Abstract
This study examines the narratives of four white, English-speaking American mothers who have been learning Korean, the birth language of their adopted children, at community Korean schools. By drawing on in-depth interviews and employing narrative analysis, this study explores the mothers’ motivations for studying Korean, experiences at the community schools, and strategies for promoting Korean at home. The narratives show that the mothers viewed learning Korean as a: (1) requirement for a positive racial identity; (2) burden that parents should bear with children; and (3) way to connect with birth/foster families. These discourses help the mothers to construct their positions as parents of transnational adoptees and reveal the ideological processes at play in heritage language learning for these families.

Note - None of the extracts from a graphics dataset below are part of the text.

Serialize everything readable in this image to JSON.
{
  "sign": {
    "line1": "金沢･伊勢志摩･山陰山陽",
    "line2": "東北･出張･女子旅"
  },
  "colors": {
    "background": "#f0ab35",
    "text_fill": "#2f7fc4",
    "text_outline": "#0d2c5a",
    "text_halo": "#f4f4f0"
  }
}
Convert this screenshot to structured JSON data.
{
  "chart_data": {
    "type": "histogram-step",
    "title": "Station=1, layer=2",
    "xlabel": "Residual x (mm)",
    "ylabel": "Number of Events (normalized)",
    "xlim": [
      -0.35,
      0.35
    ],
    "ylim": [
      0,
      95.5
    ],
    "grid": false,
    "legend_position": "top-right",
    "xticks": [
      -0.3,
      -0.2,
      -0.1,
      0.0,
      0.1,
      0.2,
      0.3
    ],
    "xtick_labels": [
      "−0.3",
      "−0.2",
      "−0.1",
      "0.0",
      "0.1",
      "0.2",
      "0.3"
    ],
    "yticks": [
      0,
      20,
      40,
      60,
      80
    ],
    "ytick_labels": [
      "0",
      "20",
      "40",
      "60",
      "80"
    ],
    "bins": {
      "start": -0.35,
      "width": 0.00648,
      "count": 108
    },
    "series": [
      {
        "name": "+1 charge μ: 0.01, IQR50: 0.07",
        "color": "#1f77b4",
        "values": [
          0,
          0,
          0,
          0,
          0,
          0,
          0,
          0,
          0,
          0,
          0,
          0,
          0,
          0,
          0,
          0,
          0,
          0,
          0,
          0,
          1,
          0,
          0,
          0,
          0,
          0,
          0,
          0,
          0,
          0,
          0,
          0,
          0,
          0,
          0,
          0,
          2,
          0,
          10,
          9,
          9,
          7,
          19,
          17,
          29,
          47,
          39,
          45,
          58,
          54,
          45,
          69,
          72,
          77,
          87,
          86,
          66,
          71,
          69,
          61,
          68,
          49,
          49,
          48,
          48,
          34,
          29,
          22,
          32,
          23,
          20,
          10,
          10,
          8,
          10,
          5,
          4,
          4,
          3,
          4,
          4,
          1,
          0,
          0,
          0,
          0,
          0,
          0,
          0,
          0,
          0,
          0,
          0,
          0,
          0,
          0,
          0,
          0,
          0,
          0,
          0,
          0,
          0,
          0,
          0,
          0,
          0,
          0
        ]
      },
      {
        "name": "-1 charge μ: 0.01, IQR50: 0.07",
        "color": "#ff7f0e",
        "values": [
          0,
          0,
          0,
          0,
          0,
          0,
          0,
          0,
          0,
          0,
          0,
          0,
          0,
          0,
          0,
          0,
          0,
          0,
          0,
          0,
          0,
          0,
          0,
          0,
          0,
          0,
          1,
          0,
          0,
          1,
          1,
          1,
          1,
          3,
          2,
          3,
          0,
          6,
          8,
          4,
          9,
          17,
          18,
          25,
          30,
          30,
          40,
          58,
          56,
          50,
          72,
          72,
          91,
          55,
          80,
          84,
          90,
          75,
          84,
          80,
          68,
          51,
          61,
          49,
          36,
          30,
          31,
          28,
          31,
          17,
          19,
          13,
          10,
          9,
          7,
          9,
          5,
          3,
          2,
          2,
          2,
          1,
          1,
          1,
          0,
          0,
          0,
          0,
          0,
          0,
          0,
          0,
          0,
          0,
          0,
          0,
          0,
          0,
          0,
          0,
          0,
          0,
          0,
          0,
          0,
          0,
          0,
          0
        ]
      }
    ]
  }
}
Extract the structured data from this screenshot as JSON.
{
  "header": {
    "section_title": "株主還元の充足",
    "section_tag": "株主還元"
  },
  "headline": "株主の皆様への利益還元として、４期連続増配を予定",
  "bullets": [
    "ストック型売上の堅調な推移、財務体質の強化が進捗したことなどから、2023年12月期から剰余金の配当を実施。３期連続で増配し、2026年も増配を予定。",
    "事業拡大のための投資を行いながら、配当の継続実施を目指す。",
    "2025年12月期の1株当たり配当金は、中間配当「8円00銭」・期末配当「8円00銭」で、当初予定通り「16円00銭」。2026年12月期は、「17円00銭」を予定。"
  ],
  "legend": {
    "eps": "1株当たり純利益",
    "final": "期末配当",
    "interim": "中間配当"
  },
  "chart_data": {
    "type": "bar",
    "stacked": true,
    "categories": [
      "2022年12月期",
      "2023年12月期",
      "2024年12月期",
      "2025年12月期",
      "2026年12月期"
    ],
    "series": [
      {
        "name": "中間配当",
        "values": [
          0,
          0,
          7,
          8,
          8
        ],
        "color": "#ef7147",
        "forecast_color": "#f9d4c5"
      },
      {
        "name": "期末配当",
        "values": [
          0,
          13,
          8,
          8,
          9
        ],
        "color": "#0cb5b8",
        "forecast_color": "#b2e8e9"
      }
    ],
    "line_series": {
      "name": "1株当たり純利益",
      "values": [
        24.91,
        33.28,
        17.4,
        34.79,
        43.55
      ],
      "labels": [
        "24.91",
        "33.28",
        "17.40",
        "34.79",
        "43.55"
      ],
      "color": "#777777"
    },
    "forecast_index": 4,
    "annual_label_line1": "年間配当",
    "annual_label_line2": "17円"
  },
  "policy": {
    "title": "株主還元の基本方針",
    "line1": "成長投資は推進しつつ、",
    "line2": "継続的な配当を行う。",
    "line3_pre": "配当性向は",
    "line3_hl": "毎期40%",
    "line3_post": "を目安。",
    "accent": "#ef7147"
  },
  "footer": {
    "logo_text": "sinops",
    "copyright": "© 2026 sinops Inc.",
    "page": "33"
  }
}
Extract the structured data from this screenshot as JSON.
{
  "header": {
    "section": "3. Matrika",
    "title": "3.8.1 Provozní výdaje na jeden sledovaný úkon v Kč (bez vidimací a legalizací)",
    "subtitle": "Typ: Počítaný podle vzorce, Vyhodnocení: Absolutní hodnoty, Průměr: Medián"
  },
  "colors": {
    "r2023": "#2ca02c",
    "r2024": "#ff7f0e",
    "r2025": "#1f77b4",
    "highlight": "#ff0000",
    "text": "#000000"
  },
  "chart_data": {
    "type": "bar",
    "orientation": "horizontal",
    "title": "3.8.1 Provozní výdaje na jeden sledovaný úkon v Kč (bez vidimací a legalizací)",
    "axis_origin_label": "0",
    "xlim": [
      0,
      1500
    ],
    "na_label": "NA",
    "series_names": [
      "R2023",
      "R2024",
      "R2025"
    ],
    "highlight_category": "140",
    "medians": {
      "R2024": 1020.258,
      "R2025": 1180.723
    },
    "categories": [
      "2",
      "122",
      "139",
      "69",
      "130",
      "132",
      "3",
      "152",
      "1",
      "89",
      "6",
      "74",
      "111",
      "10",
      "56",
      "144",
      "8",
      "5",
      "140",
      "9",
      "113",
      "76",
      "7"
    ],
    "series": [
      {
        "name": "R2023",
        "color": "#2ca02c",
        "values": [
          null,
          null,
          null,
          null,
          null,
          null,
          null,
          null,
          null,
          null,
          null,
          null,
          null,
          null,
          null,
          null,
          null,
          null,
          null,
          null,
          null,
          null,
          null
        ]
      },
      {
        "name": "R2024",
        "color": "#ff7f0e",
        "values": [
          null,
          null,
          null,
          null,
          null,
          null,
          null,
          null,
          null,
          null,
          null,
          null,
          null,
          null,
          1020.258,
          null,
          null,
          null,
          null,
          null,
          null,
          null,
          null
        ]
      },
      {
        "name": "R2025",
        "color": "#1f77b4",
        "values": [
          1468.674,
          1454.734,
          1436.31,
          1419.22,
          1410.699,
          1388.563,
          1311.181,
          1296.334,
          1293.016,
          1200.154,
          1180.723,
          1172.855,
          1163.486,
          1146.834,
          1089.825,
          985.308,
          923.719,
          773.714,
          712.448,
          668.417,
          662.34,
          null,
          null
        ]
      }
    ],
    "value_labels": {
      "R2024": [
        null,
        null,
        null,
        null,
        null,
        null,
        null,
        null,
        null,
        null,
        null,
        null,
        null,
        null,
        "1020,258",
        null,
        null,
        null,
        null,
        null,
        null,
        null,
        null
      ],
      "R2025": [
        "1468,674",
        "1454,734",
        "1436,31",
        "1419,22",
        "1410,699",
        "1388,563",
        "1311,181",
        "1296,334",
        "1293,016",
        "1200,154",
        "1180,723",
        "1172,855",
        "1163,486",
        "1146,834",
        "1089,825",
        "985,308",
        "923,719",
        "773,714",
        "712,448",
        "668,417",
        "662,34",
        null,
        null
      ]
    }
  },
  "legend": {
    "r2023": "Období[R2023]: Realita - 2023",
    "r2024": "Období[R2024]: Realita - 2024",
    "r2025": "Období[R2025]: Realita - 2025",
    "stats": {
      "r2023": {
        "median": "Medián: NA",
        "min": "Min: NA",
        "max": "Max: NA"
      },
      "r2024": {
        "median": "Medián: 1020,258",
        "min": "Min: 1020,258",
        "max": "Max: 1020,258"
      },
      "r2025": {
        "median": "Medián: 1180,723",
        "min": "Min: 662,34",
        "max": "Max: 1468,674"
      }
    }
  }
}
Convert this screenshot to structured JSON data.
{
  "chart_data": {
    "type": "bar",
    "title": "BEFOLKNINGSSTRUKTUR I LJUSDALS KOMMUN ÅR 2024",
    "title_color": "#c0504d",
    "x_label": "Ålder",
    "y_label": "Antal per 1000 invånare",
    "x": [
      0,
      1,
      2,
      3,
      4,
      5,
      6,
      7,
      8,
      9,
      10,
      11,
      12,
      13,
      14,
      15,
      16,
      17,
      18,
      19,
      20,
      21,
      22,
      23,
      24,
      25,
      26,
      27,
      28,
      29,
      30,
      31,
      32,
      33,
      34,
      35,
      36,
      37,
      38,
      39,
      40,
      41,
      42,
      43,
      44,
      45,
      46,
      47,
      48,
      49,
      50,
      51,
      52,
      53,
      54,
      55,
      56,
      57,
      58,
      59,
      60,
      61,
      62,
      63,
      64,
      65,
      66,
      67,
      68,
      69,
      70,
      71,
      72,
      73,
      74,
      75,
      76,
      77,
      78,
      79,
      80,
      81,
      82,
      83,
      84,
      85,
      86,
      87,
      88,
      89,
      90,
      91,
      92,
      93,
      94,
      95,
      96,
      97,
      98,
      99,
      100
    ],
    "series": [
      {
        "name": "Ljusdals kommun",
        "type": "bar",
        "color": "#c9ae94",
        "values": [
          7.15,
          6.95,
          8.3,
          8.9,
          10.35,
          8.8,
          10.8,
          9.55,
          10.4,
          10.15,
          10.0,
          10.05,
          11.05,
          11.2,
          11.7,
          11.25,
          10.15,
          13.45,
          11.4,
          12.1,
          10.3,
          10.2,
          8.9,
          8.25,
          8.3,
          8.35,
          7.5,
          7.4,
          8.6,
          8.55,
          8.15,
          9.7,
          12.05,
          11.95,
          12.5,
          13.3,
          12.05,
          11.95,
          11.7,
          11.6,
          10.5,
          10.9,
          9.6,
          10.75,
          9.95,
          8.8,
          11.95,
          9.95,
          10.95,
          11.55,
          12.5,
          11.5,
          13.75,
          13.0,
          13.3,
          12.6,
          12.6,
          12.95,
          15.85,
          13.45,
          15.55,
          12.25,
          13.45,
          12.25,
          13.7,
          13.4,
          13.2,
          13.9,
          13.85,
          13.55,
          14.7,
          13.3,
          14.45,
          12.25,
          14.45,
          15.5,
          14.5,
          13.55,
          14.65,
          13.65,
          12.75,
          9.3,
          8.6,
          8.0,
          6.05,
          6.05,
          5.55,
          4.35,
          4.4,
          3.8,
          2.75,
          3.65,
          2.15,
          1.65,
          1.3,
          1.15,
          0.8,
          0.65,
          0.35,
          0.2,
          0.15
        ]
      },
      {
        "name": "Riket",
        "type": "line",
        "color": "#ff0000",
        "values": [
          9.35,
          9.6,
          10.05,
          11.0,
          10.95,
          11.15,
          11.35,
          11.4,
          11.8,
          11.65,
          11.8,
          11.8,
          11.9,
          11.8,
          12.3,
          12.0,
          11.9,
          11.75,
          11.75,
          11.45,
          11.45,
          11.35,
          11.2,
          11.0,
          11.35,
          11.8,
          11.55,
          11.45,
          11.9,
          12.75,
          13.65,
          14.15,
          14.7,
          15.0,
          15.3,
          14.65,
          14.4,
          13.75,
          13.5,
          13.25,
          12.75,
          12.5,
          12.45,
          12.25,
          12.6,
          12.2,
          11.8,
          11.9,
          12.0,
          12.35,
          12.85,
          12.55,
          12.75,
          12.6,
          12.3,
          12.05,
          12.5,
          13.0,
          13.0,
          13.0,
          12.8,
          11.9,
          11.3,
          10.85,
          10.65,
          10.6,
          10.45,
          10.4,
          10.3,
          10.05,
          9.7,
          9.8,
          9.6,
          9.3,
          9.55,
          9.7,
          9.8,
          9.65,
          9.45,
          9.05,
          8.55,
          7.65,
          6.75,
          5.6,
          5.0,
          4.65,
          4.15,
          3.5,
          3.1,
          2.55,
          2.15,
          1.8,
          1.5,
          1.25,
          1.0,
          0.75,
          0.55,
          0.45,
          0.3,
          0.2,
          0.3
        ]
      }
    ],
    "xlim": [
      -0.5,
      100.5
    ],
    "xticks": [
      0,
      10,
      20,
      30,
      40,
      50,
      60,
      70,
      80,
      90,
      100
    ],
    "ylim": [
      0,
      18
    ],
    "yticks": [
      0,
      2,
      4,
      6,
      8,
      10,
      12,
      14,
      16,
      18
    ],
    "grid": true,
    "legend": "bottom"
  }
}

They show the mothers’ beliefs in not only promoting cultural identification for the child but also reinterpreting their own racial and cultural identities. The mothers’ accounts also showed that they negotiated practical aspects of language learning at the community schools (e.g. forming separate classes for adoptees, adjusting teachers’ expectations for language outcome) and created additional opportunities for language practice through Korean-speaking extracurricular teachers and Korean popular culture. This article discusses the implications of these findings for community heritage language schools.
Acknowledgements
I am grateful to the two anonymous Language, Culture and Curriculum reviewers for their helpful insights and critical feedback on an earlier version of this article. I would also like to thank the four mothers of this study who generously shared with me their stories of adoption and childrearing.